Translating research to everyone

As scientists struggle to break down their work, classes aim to help their communication skills.

by Parker Lemke

More so than ever, science isn’t happening in a vacuum.

As it becomes increasingly vital to communicate scientific work outside of laboratories, programs have sprung up around the University of Minnesota to train student researchers how to interact with the media, government and industry officials, and the general public.

“Science is fun. And if you only communicate with scientists, it’s still fun — but it’s not useful,” said Clarence Lehman, associate dean for research and graduate education in the College of Biological Sciences. “We have to make it fit with the other branches of the human endeavor.”

The growing importance of applying interdisciplinary research in scientific fields has spurred the need for researchers to develop their communication skills, Lehman said.

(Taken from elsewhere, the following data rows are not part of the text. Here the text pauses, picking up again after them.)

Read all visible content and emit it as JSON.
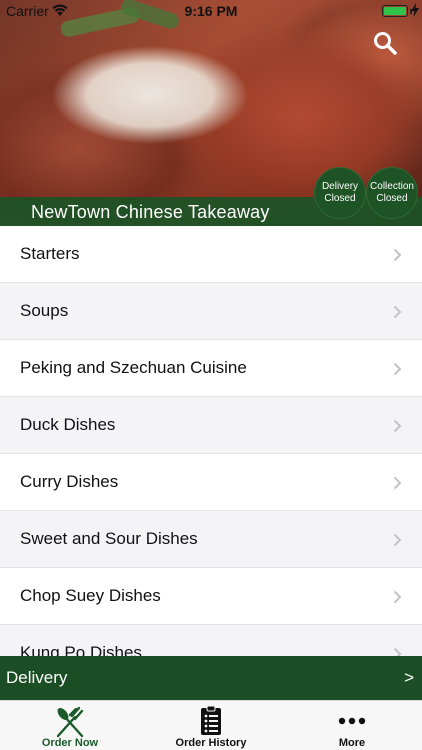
{
  "status_bar": {
    "carrier": "Carrier",
    "time": "9:16 PM",
    "battery_level": 1.0
  },
  "header": {
    "restaurant_name": "NewTown Chinese Takeaway",
    "delivery_status": [
      "Delivery",
      "Closed"
    ],
    "collection_status": [
      "Collection",
      "Closed"
    ],
    "icons": {
      "search": "search-icon"
    }
  },
  "menu": {
    "items": [
      {
        "label": "Starters"
      },
      {
        "label": "Soups"
      },
      {
        "label": "Peking and Szechuan Cuisine"
      },
      {
        "label": "Duck Dishes"
      },
      {
        "label": "Curry Dishes"
      },
      {
        "label": "Sweet and Sour Dishes"
      },
      {
        "label": "Chop Suey Dishes"
      },
      {
        "label": "Kung Po Dishes"
      }
    ]
  },
  "order_type_bar": {
    "label": "Delivery",
    "arrow": ">"
  },
  "tabbar": {
    "tabs": [
      {
        "label": "Order Now",
        "icon": "fork-knife-icon",
        "active": true
      },
      {
        "label": "Order History",
        "icon": "receipt-icon",
        "active": false
      },
      {
        "label": "More",
        "icon": "more-dots-icon",
        "active": false
      }
    ]
  },
  "colors": {
    "brand_green": "#1b4e24",
    "active_tab": "#1b5a2a",
    "battery": "#30c24a"
  }
}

They are no longer solitary workers, he said, pointing to the rising average number of authors on scientific papers over time.

“It was years ago that a scientist could be successful if they never really made eye contact with another person,” Lehman said. “It isn’t that way anymore.”

To help CBS students apply their work to the world around them, he said, the school has added writing-intensive classes and career training.

And in some cases, elements of a liberal education — like ethics — have been added to formally “pure sciences” courses, Lehman said.

New this year is a series of career development workshops offered by the consulting firm Nelsen Biomedical.

The workshops introduce and expose doctoral students to industry, nonprofit and government job opportunities, said the firm’s founder, Barbara Nelsen, who studied molecular biology.

Nelsen said young scientists often face difficulties finding traditional academic positions, and she said being able to translate and transfer their knowledge beyond scholarly settings can be advantageous during their career search.

“There’s a big gap between what people are trained to do and want to do, and the reality of the academic situation,” she said.

The workshops, known as Emerge Bioscience, offer a batch of courses, including biweekly, three-hour classes where students develop plans to market their skills and interact with guest speakers.

By the end of the course, students should be able to highlight their skills to different audiences, said Amy Moore, founder of Moore BioBusiness and Nelsen’s partner in developing Emerge Biology.

“It’s not just a marketing tool to get a job. But you know, more and more organizations and governments are relying on accurate scientific data,” Moore said. “We need scientists everywhere.”

Stepping out of an academic comfort zone is not new to Moore, a University of California  neuroscience doctoral graduate who came to Minnesota after leaving an academic position.

“I had to find or look for other opportunities, in ways to apply my skill set as a scientist,” Moore said. “After knocking on some doors and realizing there was a certain vocabulary or understanding of operations that I didn’t know, I ended up going to business school.”

At the University’s Carlson School of Management, Moore discovered her scientific skill set was valued by many non-academic organizations.

Now she wants to spread that perspective to current doctoral students.

“I wish I had known about this when I was in my Ph.D. training,” Moore said. “It would have made the transition, I think, a little less stressful — a little easier.”

Digesting science

Another program seeking to broaden the communication and outreach skills of young scientists exists at the University’s Institute on the Environment.

In its fourth year, the Boreas Leadership Program offers doctoral and professional students a series of workshops on media interactions, community and interdisciplinary skills, and professional networking, said program director Kate Knuth.

As a former state Representative and current University conservation biology doctoral student, Knuth said experts increasingly want to inform the public about their research’s relevance without burdensome jargon that often develops in specialized fields.

“Whether it’s a public presentation or interacting with a reporter or through social media, I think there’s an increasing interest among scientists in doing that kind of work,” Knuth said.

Lehman said solid communication with non-experts can make the often challenging concepts in scientific journal papers more accessible.

“Pretty much any idea can be explained simply as long as you explain it abstractly,” he said. “Some of the things that we try to do will get students trained for that.”